Nike Inc has spent hundreds of millions of US dollars on celebrity athlete endorsements over the years, adding its trademark "swoosh" to stars like Michael Jordan and Tiger Woods.
But signing high school basketball phenomenon LeBron James to a contract worth more than US$90 million is a rare move for Nike, considering its latest pitchman has yet to step onto the court as a professional.
"There's no question about it, there is a tremendous risk here," said John Horan, publisher of the Sporting Goods Intelligence newsletter.
The Beaverton-based athletic shoe and clothing maker signed the 18-year-old James to a seven-year endorsement contract on Thursday. Later, the Cleveland Cavaliers won the NBA draft lottery; they're expected to select James -- who's from Akron, Ohio -- in the June 26 draft.
Nike is playing for big stakes -- an US$8 billion market for athletic shoes in the US. By outbidding rivals Reebok and Adidas for James, Nike hopes to block erosion of its US market share for basketball shoes, which depends almost entirely on teenage boys, said David Carter, a University of Southern California sports marketing professor.
If the James endorsement deal helps Nike preserve just 1 percent of that market share, the company breaks even, Carter said.
"So when you're talking US$90 million, the question is, would you bet 1 percent of your market share on LeBron James? Absolutely," Carter said.
The deal might make financial sense, but now an awful lot is riding on a very young man who won't have the benefit of working on his game in college. Paul Swangard, managing director of the Warsaw Sports Marketing Center at the University of Oregon, called the deal an "act of faith."
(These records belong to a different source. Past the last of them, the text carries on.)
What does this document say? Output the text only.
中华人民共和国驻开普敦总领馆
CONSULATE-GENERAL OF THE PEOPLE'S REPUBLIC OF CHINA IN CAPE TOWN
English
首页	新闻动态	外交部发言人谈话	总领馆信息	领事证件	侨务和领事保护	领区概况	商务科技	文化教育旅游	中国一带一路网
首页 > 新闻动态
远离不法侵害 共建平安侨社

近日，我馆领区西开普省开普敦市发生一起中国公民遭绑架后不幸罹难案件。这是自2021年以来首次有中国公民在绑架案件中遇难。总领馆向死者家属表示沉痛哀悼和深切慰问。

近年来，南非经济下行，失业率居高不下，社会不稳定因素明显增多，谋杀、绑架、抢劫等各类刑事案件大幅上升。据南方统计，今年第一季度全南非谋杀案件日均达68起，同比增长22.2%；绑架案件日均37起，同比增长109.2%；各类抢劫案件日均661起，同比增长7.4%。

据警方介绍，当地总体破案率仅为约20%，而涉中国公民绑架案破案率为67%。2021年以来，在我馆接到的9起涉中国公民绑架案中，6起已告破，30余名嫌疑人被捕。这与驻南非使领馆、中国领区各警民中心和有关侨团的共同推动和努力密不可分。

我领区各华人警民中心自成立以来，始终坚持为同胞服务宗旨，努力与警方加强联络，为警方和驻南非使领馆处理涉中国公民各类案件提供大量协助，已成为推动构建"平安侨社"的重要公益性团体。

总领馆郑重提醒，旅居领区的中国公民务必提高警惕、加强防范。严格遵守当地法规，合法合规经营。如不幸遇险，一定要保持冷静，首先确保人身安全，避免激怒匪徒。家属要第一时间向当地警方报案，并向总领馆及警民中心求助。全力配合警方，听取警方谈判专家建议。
But he said the deal was so important that Nike founder and chairman Phil Knight was brought in to close the deal, showing James how the company could create an entire line of products around him, as it did for Jordan, who eventually became a Nike executive after overseeing the creation of the Air Jordan brand.
"My sense is that LeBron probably left some money on the table with other deals with Reebok and Adidas," Swangard said. "It was ultimately less about the money and more about the platform Nike created for him."
"Certainly the hype and the buzz around LeBron is unprecedented, but I think this deal had as much to do with industry conditions as it did with his talent," Horan said.
The worst-case scenario is an injury or scandal sidelining James before he proves himself in the NBA, but the payoff potential is tremendous if he lives up to his billing and becomes a superstar like Jordan did, marketing experts said.
By comparison, Jordan was a relative bargain in 1984, when Nike signed him for US$2.5 million over five years. By the time Jordan first retired from the NBA in 1998, Nike had turned him into a brand name and had already sold US$2.6 billion worth of Air Jordan shoes.
"More often than not they look like marketing geniuses at Nike; they remind me of investment banks a few years ago that put big money down on a lot of Internet companies. Many went belly up, but a few went through the roof," Carter said.
Nike paid US$100 million in 2000 to sign Tiger Woods with a five-year endorsement deal that some analysts criticized as exorbitant -- until Woods won his second Masters, said Jamelah Leddy, an analyst for McAdams Wright Ragen in Seattle.
Despite the obvious influence Woods has had on golf and Nike sales, it's difficult or impossible to predict exactly what kind of return on investment that Nike or other companies get for their big endorsement packages, she said. Often the goal is just making sure the competition is shut out, Leddy said.
"The Tiger deal was arguably more important, because Nike was entering the golf market and they had to establish an identity," Leddy said. "The addition of LeBron isn't necessarily as instrumental in the basketball market as Tiger was for golf, so a big part of hiring LeBron is preventing Reebok and Adidas from getting him."